The large number of participants and the extended period of follow-up give a more reliable indication of whether the drug will work, and allows rarer or longer term side effects to be identified.


Publication bias

Publication bias arises because researchers and editors tend to handle positive experimental results differently from negative or inconclusive results. Trials reporting negative or inconclusive results are less likely to be published. It is especially important to detect publication bias in studies that pool the results of several trials, such as systematic reviews.

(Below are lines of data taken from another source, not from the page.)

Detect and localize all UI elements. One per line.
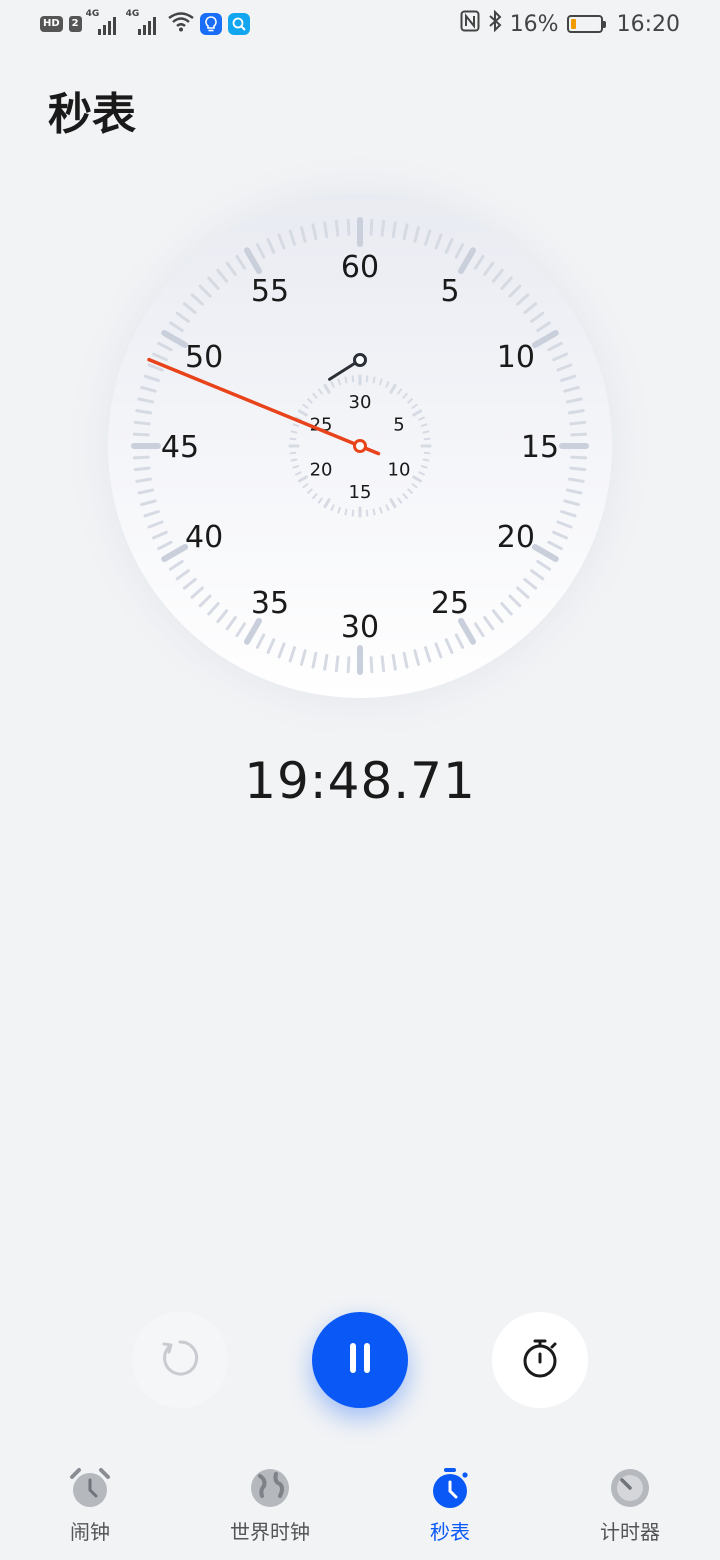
tab-stopwatch[interactable]: 秒表	[360, 1452, 540, 1560]
timer-icon	[608, 1466, 652, 1510]
pause-icon	[340, 1338, 380, 1382]
tab-alarm[interactable]: 闹钟	[0, 1452, 180, 1560]
dial-tick	[380, 219, 386, 237]
bluetooth-icon	[488, 9, 502, 38]
subdial-tick	[290, 430, 298, 434]
status-bar: HD 2 4G 4G 16% 16:20	[0, 0, 720, 52]
tab-world-clock[interactable]: 世界时钟	[180, 1452, 360, 1560]
sim-badge: 2	[68, 16, 82, 32]
page-title: 秒表	[48, 89, 136, 140]
status-right: 16% 16:20	[460, 9, 680, 38]
second-hand-hub	[353, 439, 367, 453]
subdial-tick	[344, 508, 348, 516]
dial-tick	[334, 219, 340, 237]
bottom-tab-bar: 闹钟 世界时钟 秒表 计时器	[0, 1452, 720, 1560]
status-left: HD 2 4G 4G	[40, 9, 250, 36]
lap-stopwatch-icon	[518, 1336, 562, 1384]
subdial-tick	[372, 508, 376, 516]
dial-tick	[133, 420, 151, 426]
tab-timer[interactable]: 计时器	[540, 1452, 720, 1560]
subdial-label: 5	[393, 415, 404, 436]
dial-tick	[369, 218, 374, 236]
subdial-tick	[422, 430, 430, 434]
dial-label: 30	[341, 610, 379, 645]
dial-tick	[132, 432, 150, 437]
subdial-label: 15	[349, 482, 372, 503]
dial-tick	[132, 455, 150, 460]
dial-tick	[133, 466, 151, 472]
reset-button[interactable]	[132, 1312, 228, 1408]
subdial-tick	[422, 458, 430, 462]
globe-icon	[248, 1466, 292, 1510]
dial-label: 5	[440, 274, 459, 309]
network-type-1: 4G	[85, 9, 100, 19]
tab-stopwatch-label: 秒表	[430, 1520, 470, 1544]
subdial-tick	[290, 458, 298, 462]
dial-label: 40	[185, 520, 223, 555]
dial-tick	[570, 432, 588, 437]
subdial-tick	[351, 509, 355, 517]
nfc-icon	[460, 10, 480, 38]
lap-button[interactable]	[492, 1312, 588, 1408]
signal-icon-1: 4G	[86, 9, 116, 35]
subdial-tick	[365, 375, 369, 383]
battery-icon	[566, 15, 606, 33]
stopwatch-icon	[428, 1466, 472, 1510]
tab-alarm-label: 闹钟	[70, 1520, 110, 1544]
dial-label: 55	[251, 274, 289, 309]
dial-label: 20	[497, 520, 535, 555]
subdial-hand-hub	[353, 353, 367, 367]
dial-tick	[569, 420, 587, 426]
dial-tick	[346, 218, 351, 236]
subdial-tick	[423, 437, 431, 441]
dial-tick	[334, 655, 340, 673]
signal-icon-2: 4G	[126, 9, 156, 35]
battery-percent: 16%	[509, 11, 559, 37]
clock-time: 16:20	[616, 11, 680, 37]
subdial-tick	[423, 451, 431, 455]
pause-button[interactable]	[312, 1312, 408, 1408]
dial-label: 45	[161, 430, 199, 465]
subdial-tick	[351, 375, 355, 383]
dial-label: 25	[431, 586, 469, 621]
subdial-tick	[289, 451, 297, 455]
dial-tick	[569, 466, 587, 472]
dial-tick	[346, 656, 351, 674]
dial-label: 15	[521, 430, 559, 465]
tab-world-clock-label: 世界时钟	[230, 1520, 310, 1544]
subdial-tick	[344, 376, 348, 384]
network-type-2: 4G	[125, 9, 140, 19]
dial-svg: 60510152025303540455055 30510152025	[60, 146, 660, 746]
bulb-app-icon	[199, 13, 222, 35]
dial-label: 10	[497, 340, 535, 375]
subdial-label: 30	[349, 392, 372, 413]
subdial-label: 10	[388, 460, 411, 481]
search-app-icon	[227, 13, 250, 35]
tab-timer-label: 计时器	[600, 1520, 660, 1544]
stopwatch-dial: 60 5 10 15 20 25 30 35 40 45 50 55 30 5 10 15 20 25	[0, 140, 720, 760]
dial-label: 60	[341, 250, 379, 285]
wifi-icon	[167, 12, 194, 36]
elapsed-time: 19:48.71	[244, 752, 476, 810]
hd-badge: HD	[40, 16, 63, 32]
subdial-tick	[365, 509, 369, 517]
dial-tick	[380, 655, 386, 673]
dial-tick	[369, 656, 374, 674]
subdial-tick	[289, 437, 297, 441]
subdial-tick	[372, 376, 376, 384]
subdial-label: 20	[310, 460, 333, 481]
dial-label: 35	[251, 586, 289, 621]
reset-icon	[156, 1334, 204, 1386]
alarm-clock-icon	[68, 1466, 112, 1510]
dial-label: 50	[185, 340, 223, 375]
dial-tick	[570, 455, 588, 460]
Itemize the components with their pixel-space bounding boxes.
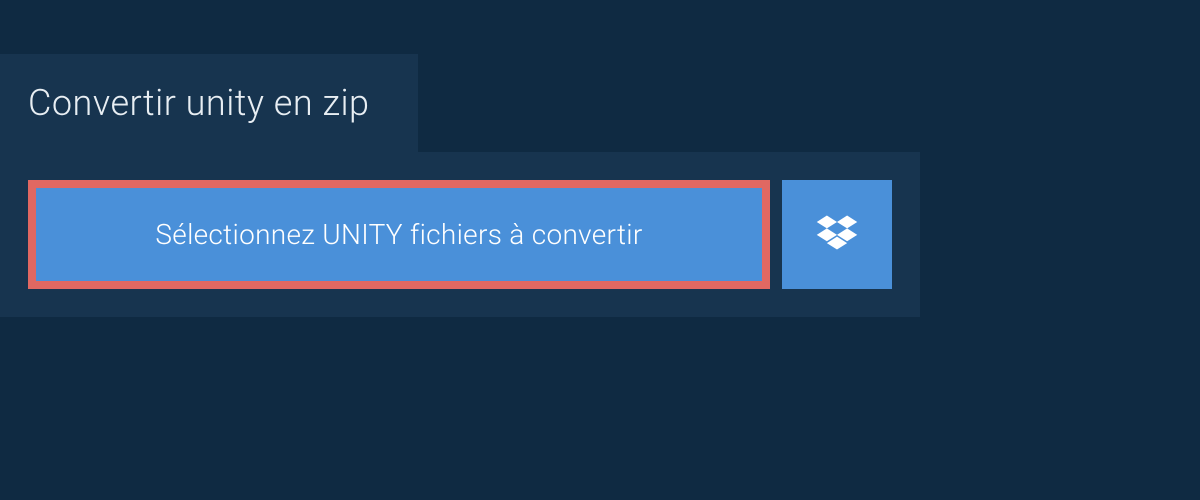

Relative risk or risk ratio

Relative risk compares a risk in two different groups of people. All sorts of groups are compared to others in medical research to see if belonging to a particular group increases or decreases the risk of developing certain diseases. This measure of risk is often expressed as a percentage increase or decrease, for example, "a 20% increase in risk" of treatment A compared with treatment B.


Sample size

Having an adequate sample size allows the findings from research participants to be generalised to the overall population. Researchers should calculate the required sample size before a study begins, to ensure that their study is likely to detect effects. Studies with too small a sample size might produce findings which are not statistically significant, but which might still be of clinical significance.


Selection bias

Selection bias primarily relates to the recruitment of research participants, and might be introduced by the method used to select participants, or by any other reason which could influence who chooses, or is chosen to participate in a study. 

Selection bias can result in a sample population that is significantly different from the general population, thereby introducing a potential limit to the generalisability of any findings or results 


Statistical significance

If the results of a test have statistical significance, it means that they are not likely to have occurred by chance alone. In such cases, we can be more confident that we are observing a ‘true’ result.